[<prev] [next>] [<thread-prev] [thread-next>] [day] [month] [year] [list]
Message-ID: <20250714130327.1830534-18-libaokun1@huawei.com>
Date: Mon, 14 Jul 2025 21:03:27 +0800
From: Baokun Li <libaokun1@...wei.com>
To: <linux-ext4@...r.kernel.org>
CC: <tytso@....edu>, <adilger.kernel@...ger.ca>, <jack@...e.cz>,
<linux-kernel@...r.kernel.org>, <ojaswin@...ux.ibm.com>,
<julia.lawall@...ia.fr>, <yi.zhang@...wei.com>, <yangerkun@...wei.com>,
<libaokun1@...wei.com>, <libaokun@...weicloud.com>
Subject: [PATCH v3 17/17] ext4: implement linear-like traversal across order xarrays
Although we now perform ordered traversal within an xarray, this is
currently limited to a single xarray. However, we have multiple such
xarrays, which prevents us from guaranteeing a linear-like traversal
where all groups on the right are visited before all groups on the left.
For example, suppose we have 128 block groups, with a target group of 64,
a target length corresponding to an order of 1, and available free groups
of 16 (order 1) and group 65 (order 8):
For linear traversal, when no suitable free block is found in group 64, it
will search in the next block group until group 127, then start searching
from 0 up to block group 63. It ensures continuous forward traversal, which
is consistent with the unidirectional rotation behavior of HDD platters.

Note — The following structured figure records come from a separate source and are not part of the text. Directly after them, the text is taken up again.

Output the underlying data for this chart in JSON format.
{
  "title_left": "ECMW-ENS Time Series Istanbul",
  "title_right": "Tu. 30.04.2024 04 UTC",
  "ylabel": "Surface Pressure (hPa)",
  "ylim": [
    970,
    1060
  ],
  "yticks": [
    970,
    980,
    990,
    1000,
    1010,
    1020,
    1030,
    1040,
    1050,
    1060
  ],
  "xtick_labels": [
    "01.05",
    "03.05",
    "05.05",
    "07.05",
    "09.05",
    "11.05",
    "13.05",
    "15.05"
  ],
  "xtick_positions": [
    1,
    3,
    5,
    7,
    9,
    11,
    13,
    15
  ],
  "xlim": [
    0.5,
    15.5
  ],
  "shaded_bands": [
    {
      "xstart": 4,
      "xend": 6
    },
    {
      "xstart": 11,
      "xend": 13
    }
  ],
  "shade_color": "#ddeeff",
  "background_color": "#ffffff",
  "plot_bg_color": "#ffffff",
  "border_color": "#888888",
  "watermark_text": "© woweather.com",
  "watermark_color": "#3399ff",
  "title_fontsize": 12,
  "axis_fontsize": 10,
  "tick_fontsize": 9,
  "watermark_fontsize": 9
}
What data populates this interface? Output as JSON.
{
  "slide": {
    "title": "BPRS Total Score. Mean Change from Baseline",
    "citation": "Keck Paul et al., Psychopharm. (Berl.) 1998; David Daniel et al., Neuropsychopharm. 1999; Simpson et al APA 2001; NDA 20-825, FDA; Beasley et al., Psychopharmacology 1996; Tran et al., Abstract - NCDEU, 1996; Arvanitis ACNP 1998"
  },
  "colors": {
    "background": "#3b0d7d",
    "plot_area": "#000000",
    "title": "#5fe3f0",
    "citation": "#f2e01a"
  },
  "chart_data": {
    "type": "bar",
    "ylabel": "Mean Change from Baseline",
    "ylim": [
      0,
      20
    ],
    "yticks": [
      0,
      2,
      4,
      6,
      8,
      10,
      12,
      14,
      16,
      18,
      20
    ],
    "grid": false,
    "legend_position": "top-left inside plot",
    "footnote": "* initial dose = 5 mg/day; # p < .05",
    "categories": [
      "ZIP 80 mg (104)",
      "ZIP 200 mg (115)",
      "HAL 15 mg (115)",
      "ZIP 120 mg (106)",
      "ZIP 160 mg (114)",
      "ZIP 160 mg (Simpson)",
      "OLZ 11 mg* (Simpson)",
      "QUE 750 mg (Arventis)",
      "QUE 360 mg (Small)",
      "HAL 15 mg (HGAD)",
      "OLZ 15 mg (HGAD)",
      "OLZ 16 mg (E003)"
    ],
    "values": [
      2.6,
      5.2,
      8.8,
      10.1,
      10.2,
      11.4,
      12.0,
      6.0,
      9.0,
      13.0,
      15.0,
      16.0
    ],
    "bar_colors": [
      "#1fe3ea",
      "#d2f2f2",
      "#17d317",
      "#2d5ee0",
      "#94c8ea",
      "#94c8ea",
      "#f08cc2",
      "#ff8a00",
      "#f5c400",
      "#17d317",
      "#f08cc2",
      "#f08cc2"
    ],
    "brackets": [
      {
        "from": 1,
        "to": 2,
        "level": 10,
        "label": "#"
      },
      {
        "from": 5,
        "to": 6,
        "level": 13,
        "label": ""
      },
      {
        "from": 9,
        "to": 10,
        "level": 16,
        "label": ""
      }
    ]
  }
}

Additionally, the block group lock contention during freeing block is
unavoidable. The goal increasing from 0 to 64 indicates that previously
scanned groups (which had no suitable free space and are likely to free
blocks later) and skipped groups (which are currently in use) have newly
freed some used blocks. If we allocate blocks in these groups, the
probability of competing with other processes increases.
For non-linear traversal, we first traverse all groups in order_1. If only
group 16 has free space in this list, we first traverse [63, 128), then
traverse [0, 64) to find the available group 16, and then allocate blocks
in group 16. Therefore, it cannot guarantee continuous traversal in one
direction, thus increasing the probability of contention.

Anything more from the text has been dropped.